After a senior Taliban leader called India’s role in Afghanistan as “negative”, the Afghan government responds by shunning the remarks and saying that India has “been cooperating in development” of the country.
Abbas Stanikzai, #Taliban Chief Negotiator in a new interview today:
— Hashim Wahdatyar (@HashimWahdatyar) May 16, 2020
Soon after Sher Muhammad Abbas Stanikzai, Taliban’s senior leader was quoted in an interview as calling India’s role in the region being ‘negative’, the Afghan government’s spokesperson for Ministry of Foreign Affairs, Gran Hewad has responded to the comments.
“India one of the biggest donor countries and has helped Afghanistan in development and reconstruction areas, we appreciate their cooperation. We expect India and other neighbouring counties [will] play a significant role in [the] Afghan peace process,” told the Afghan spokesperson at the US-backed Radio Azadi.
The Taliban chief negotiator had said in an interview with Hashim Wahdatyar, a former director at Institute of Current World Affairs that “India has always played a negative role in Afghanistan. India supported traitors in the country.”
AshrafGani & Abdullah have joined hands in power sharing
— LT GENERAL GURMIT SINGH (Retd) (@LtGenGurmit) May 19, 2020
Stanikzai who was once trained at India’s premier IMA Dehradun in the 1970s is currently serving as the head of its political office in Qatar. In the controversial interview, the Taliban leader also mentioned that India backs “those who are corrupt and have been put in power by foreigners and not elected by the Afghan people.”
Since 2002, India has been donating about $3 billion and has been one of the biggest regional donors to the war-torn country. Apart from building the new Afghan parliament, India has also provided assistance in building major hydroelectric projects like the Salma Dam and has also developed over 2,500 miles of roads and provided thousands of educational scholarships. Yet India has no military presence in Afghanistan.
The Pakistan Connection
While the Indian government has neither responded nor asked for an explanation on Taliban leader’s remarks, Pakistan’s government’s Federal Minister for Science and Technology, Fawad Chaudhry tweeted that “Indian involvement in Afghanistan is a serious threat to peace in Afghanistan, Mr Doval is habitual to pock nose in issues where otherwise India must stay out, Afghanistan is not Your business stay out of it n let peace be the destiny of people of Afghanistan.”

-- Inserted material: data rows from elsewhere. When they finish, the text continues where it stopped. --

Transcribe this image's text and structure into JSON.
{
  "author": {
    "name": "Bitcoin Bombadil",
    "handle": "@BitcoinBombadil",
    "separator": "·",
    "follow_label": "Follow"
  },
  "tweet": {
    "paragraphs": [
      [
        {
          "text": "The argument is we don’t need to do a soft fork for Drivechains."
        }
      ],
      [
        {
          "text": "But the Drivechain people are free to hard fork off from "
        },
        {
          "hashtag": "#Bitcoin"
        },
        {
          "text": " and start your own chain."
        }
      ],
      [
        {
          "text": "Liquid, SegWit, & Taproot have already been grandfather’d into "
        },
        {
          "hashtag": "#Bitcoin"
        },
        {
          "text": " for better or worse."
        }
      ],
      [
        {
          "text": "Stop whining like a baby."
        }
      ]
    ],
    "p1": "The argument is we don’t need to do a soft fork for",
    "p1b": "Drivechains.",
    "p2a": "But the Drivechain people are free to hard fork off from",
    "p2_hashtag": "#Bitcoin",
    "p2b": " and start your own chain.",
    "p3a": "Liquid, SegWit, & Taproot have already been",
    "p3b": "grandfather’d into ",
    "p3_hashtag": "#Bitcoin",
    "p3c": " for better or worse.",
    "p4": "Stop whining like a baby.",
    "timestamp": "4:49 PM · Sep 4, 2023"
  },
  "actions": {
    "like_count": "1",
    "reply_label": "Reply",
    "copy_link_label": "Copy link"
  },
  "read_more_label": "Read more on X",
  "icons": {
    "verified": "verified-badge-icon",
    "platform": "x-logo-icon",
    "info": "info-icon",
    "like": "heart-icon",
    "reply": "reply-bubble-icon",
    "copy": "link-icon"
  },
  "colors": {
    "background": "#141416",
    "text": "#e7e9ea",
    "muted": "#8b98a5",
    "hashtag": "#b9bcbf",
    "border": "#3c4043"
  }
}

Indian involvement in #Afghanistan is a serious threat to #PeaceinAfghanistan , Mr Doval is habitual to pock nose in issues where otherwise India must stay out, Afghanistan is not Your business stay out of it n let peace be the destiny of prople of Afghanistan. https://t.co/idqNSLR6cc
— Ch Fawad Hussain (@fawadchaudhry) May 17, 2020
On the other hand, Sayed Khalid Sadat, a political analyst from Nangarhar in Afghanistan told Radio Azadi that “The other thing is that India and Pakistan are having historical enmity and Pakistan is playing a proxy role in Afghanistan, and Taliban are being accused of playing Pakistan’s proxy role in Afghanistan and are backed by Pakistan. I believe Taliban [are making] these assertions on Pakistan’s demand.”
Dr Barnett Richard Rubin, a political scientist and a leading expert on Afghanistan and South Asia told an Iranian newspaper in 2018 that “the main external support for the Taliban comes from Pakistan as it always has because of Pakistan’s concern about India’s presence in Afghanistan, Afghanistan’s claims on Pakistani territory, and its fear that the US troops in Afghanistan might seize Pakistan’s nuclear weapons.”
He continues that “Pakistan allows the Taliban to raise money, equip themselves, and travel freely, including across the border and does not arrest or harass them unless they threaten Pakistani interests by acting independently.
To escape pressure from Pakistan, the Taliban established their office in Qatar.” The office that’s been referred by Dr Rubin is Doha, the capital city of Qatar is the same office that is headed by Stanikzai.
Mohammad Taqi, a Pakistani-American columnist says that “The outdated Pakistani military concern that India seeks to cultivate a relationship with Afghanistan so that it can militarily trap Pakistan in the so-called nutcracker manoeuvre is belied by the three countries’ history.”